Montag, 9. März 2020

Erste Freundschaften im Leben /Thema des Monats



Wer sind wir eigentlich SELBER als Freundin?
Wie würden wir uns selber beschreiben?
Was sind wir bereit, für eine Freundin zu tun?
Bist Du eher eine Freundin in einer Gruppe, hast also viele Freundinnen?
Hast Du eher eine beste Freundin und die schon seit Kindheit an?
Hast Du Brieffreundschaften, schreibst Du gerne Briefe oder postest Du und mailst lieber?
Gibt es Ersatzfreundschaften, Hunde, Computer, Roboter?

Diese Seiten von Freundschaften waren auf interaktiv gestalteten Tischen ausgebreitet. Kurzfilme gab es auch, beispielsweise über Computer und Agenturen in Japan für Leih Freundschaften und Freundschaftsanimationen. Das alles im Museum für Kommunikation in der Ausstellung, Freundschaft im digitalen Zeitalter.
Ich fand, ich kam mir selber in dieser Ausstellung auf die Spur. So wird es zu einigen dieser Aspekte etwas von mir hier geben.

Dann versuche ich das doch mal von Anfang an.

In der Grundschule war ich eine Einzelgängerin. Das war nicht etwas, was ich wirklich sein wollte. Ich beneidete Freundinnen wie Bettina und Heidi, die wohnten ums Eck miteinander, die Mütter verstanden sich und irgendwie schien da immer alles Friede Freude Eierkuchen. Und sie waren beide auch so hübsch. Ich dachte lange Zeit, dass ich deshalb keine Freundin fand, denn ich passte nicht so in das gute Bild schöner Kinder.
Jede kennt doch bestimmt den Satz, gehen wir jetzt miteinander?  Es gab wirklich Eltern, die ihren Kindern verboten, sich mit mir bei ihnen Zuhause oder draußen zu treffen. Ich war wie ein Junge, behaupteten sie. Ich sei zu laut und würde so viel rumtoben. Auf der Straße, das war der Ort meiner Kindheit, galt das was. Ich führte an, entwarf wilde Spiele, es gab große Räuber- und Gendarmszenarien, wir fuhren wie verrückt um die Wette Rollschuh, mit dem Roller eroberten wir das Karree, die Kinder spielten gerne mit mir.
„Kann Ute runterkommen, wir langweilen uns“ ,so standen die Jungs von der Straße vor unserer Tür vor meinem Vater und der rief nur in den Flur:
„ Ute, Dein Typ ist gefragt, aber denke bitte daran, ich will Mittagsschlaf machen.“
Die Jungs rollten verwegen mit den Augen.
Das hieß, wir mussten eine Straßenzeile weiter wandern, denn wir alle brüllten oft sehr laut.
Aber eine Freundin hatte ich nicht.

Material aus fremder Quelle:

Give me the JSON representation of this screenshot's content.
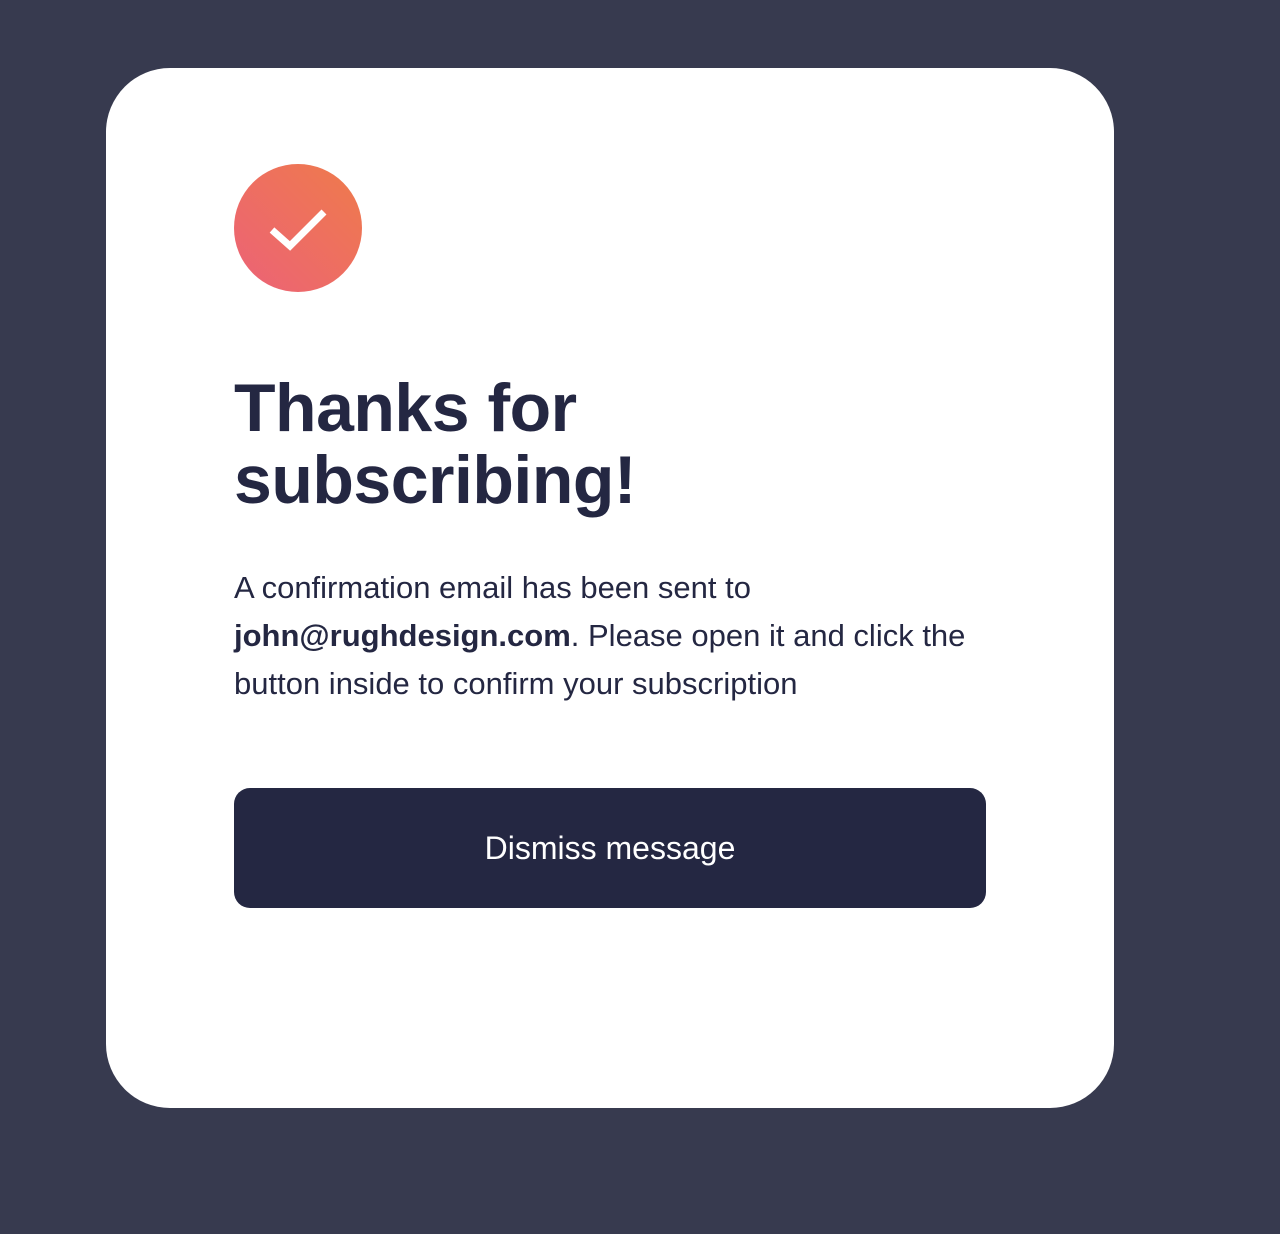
{
  "card": {
    "icon": "check-icon",
    "title": "Thanks for subscribing!",
    "message_prefix": "A confirmation email has been sent to ",
    "email": "john@rughdesign.com",
    "message_suffix": ". Please open it and click the button inside to confirm your subscription",
    "dismiss_label": "Dismiss message"
  },
  "colors": {
    "background": "#373a4f",
    "card": "#ffffff",
    "text": "#242742",
    "button": "#242742",
    "accent_start": "#ef7b4b",
    "accent_end": "#ec6277"
  }
}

Insgeheim wünschte ich mir so sehr eine. Und dann schien sich das Blatt zu wenden. Marina Weiland kam in unsere Klasse. Sie wurde neben mich gesetzt. Sie gefiel mir sehr gut. Wir verabredeten uns, ich zeigte ihr unsere Straße, stellte sie den anderen vor und eine Zeit lang gingen wir miteinander. Aber eines Tages dann stand auch deren Mutter vor unserer Tür. Auch ihr war ich zu lebendig. Und ich wollte Martina immer küssen und das fand die Mutter nicht so toll. Meine Mutter fand nichts dabei:
 „Seien sie doch froh, dass meine Tochter ihre so mag.“
„Aber doch nicht so!“ Mit diesem Satz zog sie ab.
„Mit den Freundinnen und mir wird das einfach nichts!“ wandte ich mich ab.
„Freundinnen gibt’s später und wenn Du irgendwann vier oder fünf hast, wirst Du merken, das ist genug.“
Damit war dies Thema für sie erledigt und ich dachte nur, wenn ich nicht einmal eine finde, wie sollen es dann fünf werden?
Meine Mutter behielt Recht. Vier oder fünf reichen mir aus.
Ich habe Menschen mit einem großen Freundeskreis immer bewundert. Ich bin gerne in Gruppen, aber ich muss sie leiten oder ich suche eine Gruppe auf, um etwas zu lernen. Ich habe gute Freundinnen, eine beste Freundin habe ich nicht mehr. Meine beste Freundin war meine Lebensgefährtin.
Ich passe in diese Kategorien überall nicht so richtig rein.
Aber mir macht es nichts aus. Es gibt immer mal so Phasen mit der einen oder anderen.
In der Oberschule dann wendete sich das Bild. Auf einen Schlag hatte ich zwei Freundinnen. Es wäre schön hier das Bild eines wunderbaren Trios zu beschreiben, sie fanden sich und treffen sich bis heute und blieben sich treu bis in alle Ewigkeiten, Es gibt diese Trios. Wir gehörten nicht dazu. Ich war mit beiden befreundet, aber die beiden fanden sich superdoof.
Joan, eine schwarzhaarige und wilde junge Frau aus Kanada war ganz zufällig auch die Tochter eines Kollegen meines Vaters. Sie war seine Stieftochter. Sie hatte noch einen Bruder, später kam ein weiterer dazu. An beiden hängt sie bis heute und rettet sie, wo sie kann, und es gibt viel zu retten. Sie war eine Meisterin der Handarbeit, sie nähte und strickte und baute und malte, ich bewunderte ihre Kreativität. Sie mochte zwar bewundert werden, war aber selber gerne bereit auch zu loben und positives wahrzunehmen. Ich glaube, es ist richtig zu sagen, dass sie bis heute einen unzerstörbaren positiven Lebenswillen spürt und ausstrahlt. Ihr Wesenskern strahlt wie eine Sonne. Als wir uns vor einem Jahr wiedertrafen und sie wirklich betroffen von der depressiven Seite ihres ersten Bruders sprach, konnte ich spüren, dass sie alles dafür in Gang setzen würde, ihre Sonne auch zu ihm zu tragen. Sie spült nichts weg und übergeht auch nichts, sie lässt die Wesenszüge der anderen unbeirrbar durch sich hindurchfließen, voller Empathie und Zuversicht und bleibt, bis das Schwere sich verzieht. Sie sieht immer noch aus wie eine Indianerin und sie ist eine. Bestimmt.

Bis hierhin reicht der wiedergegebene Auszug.